ただ、定時制高校も高等学校でございますので、八十単位以上という必修、最低ミニマムの単位数が決定されておりますが、大体定時制は毎日四時間ぐらいが普通でございます。五時から九時ぐらいまでの授業が普通でございまして、毎日四時間くらいですとなかなか三年間で八十単位がクリアできないというのもこれまた現実でございますので、そういう定時制高校で三年制をとっておる学校は通信制と併修させておる。ある意味ではカセットやなんかと同じなのですが、通信制教育も片っ方で受けさせて、通信制教育で単位を取ったものもこちらの単位としてカウントする。あるいは職業科目、職業学科の中では、職業系の技能連携として、仮に昼間職業系の専修学校に行っているといたしますと、職業系の専修学校の単位も高等学校の単位として認定するという仕組みも利用しております。
それから、先生御承知のとおりに、中学を卒業して高校を出なかった人が大学に入りたいという場合に大検という、大学入学資格検定試験というのがございますが、この大検で仮に英語の科目が合格した、あるいは社会の日本史が合格したという場合にはそれも単位として認定する。いろいろな工夫をして三年で卒業させるような工夫をしているところでございます。

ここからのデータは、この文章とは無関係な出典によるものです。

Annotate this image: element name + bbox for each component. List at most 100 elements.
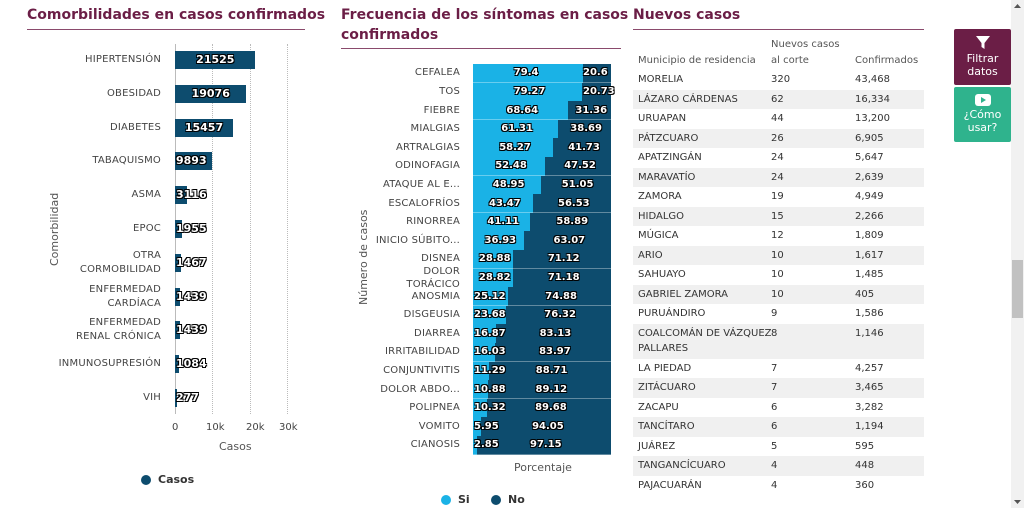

ただ、ビデオ、カセットテープそのものを授業として認定するというのも、定時制にしても全日制にしても、原則として高校というものは実際に授業を先生が行うという仕組みの中でやっておるものですから、そういう場合には、そういうビデオとかカセットはむしろ学校が、先生方が生徒に与えて、場合によってはそれを大検を受ける一つの手だてにしてやったらどうかな、今先生の御提言を受けてそういう感じもいたしました。
先生からそういう貴重な提言があったということも十分現場に知らせて、ひとついろいろな工夫をして三年で卒業できるような工夫をしたらどうかというような指導も続けてまいりたいというふうに考えております。